Massage can’t touch the blood vessels in your brain, but it can help the muscles in your head, neck, and shoulders. Most of my clients with migraines report tension at the base of their skull, and tightness through their neck. There seems to be a relationship between migraine pain and muscular tension, so what happens when we treat that tension directly?

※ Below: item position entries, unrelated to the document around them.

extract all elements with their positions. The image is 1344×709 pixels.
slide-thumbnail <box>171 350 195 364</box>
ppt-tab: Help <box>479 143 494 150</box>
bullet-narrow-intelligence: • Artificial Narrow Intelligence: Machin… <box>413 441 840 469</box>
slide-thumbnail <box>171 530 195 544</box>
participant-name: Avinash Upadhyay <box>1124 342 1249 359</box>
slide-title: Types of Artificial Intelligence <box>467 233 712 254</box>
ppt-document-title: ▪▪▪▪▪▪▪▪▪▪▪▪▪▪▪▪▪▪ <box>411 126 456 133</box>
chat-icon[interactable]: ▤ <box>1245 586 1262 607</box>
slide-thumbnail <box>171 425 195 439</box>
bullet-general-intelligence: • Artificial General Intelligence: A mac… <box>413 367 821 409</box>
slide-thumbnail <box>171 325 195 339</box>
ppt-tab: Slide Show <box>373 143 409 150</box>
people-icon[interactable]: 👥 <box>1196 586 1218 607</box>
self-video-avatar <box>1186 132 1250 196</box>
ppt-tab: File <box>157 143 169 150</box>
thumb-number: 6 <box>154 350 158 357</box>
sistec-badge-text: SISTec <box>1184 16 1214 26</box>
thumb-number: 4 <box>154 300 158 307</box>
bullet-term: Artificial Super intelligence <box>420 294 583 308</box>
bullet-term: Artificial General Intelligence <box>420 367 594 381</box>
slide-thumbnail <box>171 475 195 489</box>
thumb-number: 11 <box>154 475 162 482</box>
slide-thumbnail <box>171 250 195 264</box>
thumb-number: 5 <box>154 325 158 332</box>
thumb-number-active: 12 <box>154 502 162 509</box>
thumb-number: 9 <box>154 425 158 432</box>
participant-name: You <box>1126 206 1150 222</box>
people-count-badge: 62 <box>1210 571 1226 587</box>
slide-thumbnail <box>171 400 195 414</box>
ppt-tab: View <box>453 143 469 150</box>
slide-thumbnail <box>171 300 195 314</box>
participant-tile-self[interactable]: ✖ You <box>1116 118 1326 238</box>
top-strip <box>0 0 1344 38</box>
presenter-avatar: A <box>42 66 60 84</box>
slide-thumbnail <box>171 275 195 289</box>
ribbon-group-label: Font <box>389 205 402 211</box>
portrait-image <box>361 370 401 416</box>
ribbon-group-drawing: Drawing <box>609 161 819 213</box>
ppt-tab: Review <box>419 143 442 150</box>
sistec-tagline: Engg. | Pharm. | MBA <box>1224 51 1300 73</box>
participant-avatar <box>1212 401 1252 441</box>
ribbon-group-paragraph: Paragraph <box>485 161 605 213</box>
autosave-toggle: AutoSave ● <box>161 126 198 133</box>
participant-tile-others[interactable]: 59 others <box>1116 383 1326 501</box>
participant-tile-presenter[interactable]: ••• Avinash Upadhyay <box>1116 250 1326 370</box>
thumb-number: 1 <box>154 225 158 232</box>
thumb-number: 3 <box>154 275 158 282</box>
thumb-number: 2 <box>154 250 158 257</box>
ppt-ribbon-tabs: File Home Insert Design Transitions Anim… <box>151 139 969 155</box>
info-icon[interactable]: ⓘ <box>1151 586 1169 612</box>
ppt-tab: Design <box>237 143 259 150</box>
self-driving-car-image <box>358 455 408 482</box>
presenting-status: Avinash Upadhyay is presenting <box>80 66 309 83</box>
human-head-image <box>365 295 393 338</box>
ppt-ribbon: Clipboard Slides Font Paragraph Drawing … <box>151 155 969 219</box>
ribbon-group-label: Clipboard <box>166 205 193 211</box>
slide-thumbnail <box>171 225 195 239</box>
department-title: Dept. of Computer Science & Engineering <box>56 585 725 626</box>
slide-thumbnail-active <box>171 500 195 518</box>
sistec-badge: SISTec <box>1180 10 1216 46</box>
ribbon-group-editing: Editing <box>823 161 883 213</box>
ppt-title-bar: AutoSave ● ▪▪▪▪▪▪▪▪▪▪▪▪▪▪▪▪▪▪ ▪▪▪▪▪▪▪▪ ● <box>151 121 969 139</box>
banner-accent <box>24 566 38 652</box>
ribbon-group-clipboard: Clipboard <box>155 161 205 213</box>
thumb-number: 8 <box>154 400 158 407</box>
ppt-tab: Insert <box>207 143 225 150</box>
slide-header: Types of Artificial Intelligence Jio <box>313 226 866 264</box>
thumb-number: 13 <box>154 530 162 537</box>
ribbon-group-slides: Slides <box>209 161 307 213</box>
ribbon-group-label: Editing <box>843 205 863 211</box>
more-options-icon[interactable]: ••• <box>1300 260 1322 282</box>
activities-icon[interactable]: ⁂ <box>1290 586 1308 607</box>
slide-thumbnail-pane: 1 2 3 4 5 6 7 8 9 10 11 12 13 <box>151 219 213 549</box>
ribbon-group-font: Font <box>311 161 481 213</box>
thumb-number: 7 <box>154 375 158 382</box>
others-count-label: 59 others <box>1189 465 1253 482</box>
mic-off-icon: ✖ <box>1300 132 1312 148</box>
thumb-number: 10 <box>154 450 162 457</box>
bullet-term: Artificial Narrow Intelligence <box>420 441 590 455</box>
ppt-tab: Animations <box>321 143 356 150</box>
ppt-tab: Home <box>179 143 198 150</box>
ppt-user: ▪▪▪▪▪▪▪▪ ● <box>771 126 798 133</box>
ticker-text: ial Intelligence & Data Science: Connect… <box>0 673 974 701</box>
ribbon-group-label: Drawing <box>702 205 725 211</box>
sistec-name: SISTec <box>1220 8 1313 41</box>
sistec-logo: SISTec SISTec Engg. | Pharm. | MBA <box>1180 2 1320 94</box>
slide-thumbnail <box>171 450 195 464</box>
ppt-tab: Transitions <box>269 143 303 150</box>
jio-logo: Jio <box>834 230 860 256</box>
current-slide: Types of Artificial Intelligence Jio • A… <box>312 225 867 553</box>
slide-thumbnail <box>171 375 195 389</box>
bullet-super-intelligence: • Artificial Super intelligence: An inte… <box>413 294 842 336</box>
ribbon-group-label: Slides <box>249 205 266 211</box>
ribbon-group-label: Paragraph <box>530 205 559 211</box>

Some clients notice that tension usually precedes their migraines. They’ll get more and more tense, they’ll get achey shoulders, and by the end of the day they’ll be in a dark room wishing for the pain to go away. What if we could keep your shoulders habitually looser? In my experience, that can prevent the cycle of tension and spasm that precedes all sorts of problems (neck cricks, headaches, jaw pain, etc).
The same thing goes for joint pain. Even if most of the pain is caused by a problem with the joint, the nearby muscles always seem to get involved. They’ll tighten up and become sensitive, compounding the problem. Even if just 25% of the pain is coming from tight and inflamed muscles, I think that’s worth dealing with!
Aside from relieving tension, receiving a massage sends a message to your brain and spinal cord: “Movement and contact can feel good. Maybe I don’t need all this tightness and sensitivity!” You can get a similar message from other pain-free ways of interacting with your body: Yoga, swimming, walking, dancing around your kitchen while you cook, etc. Treat yourself as kindly as you’d treat a best friend, and try not to get frustrated with set-backs. Feeling better takes time, but it’s worth the journey.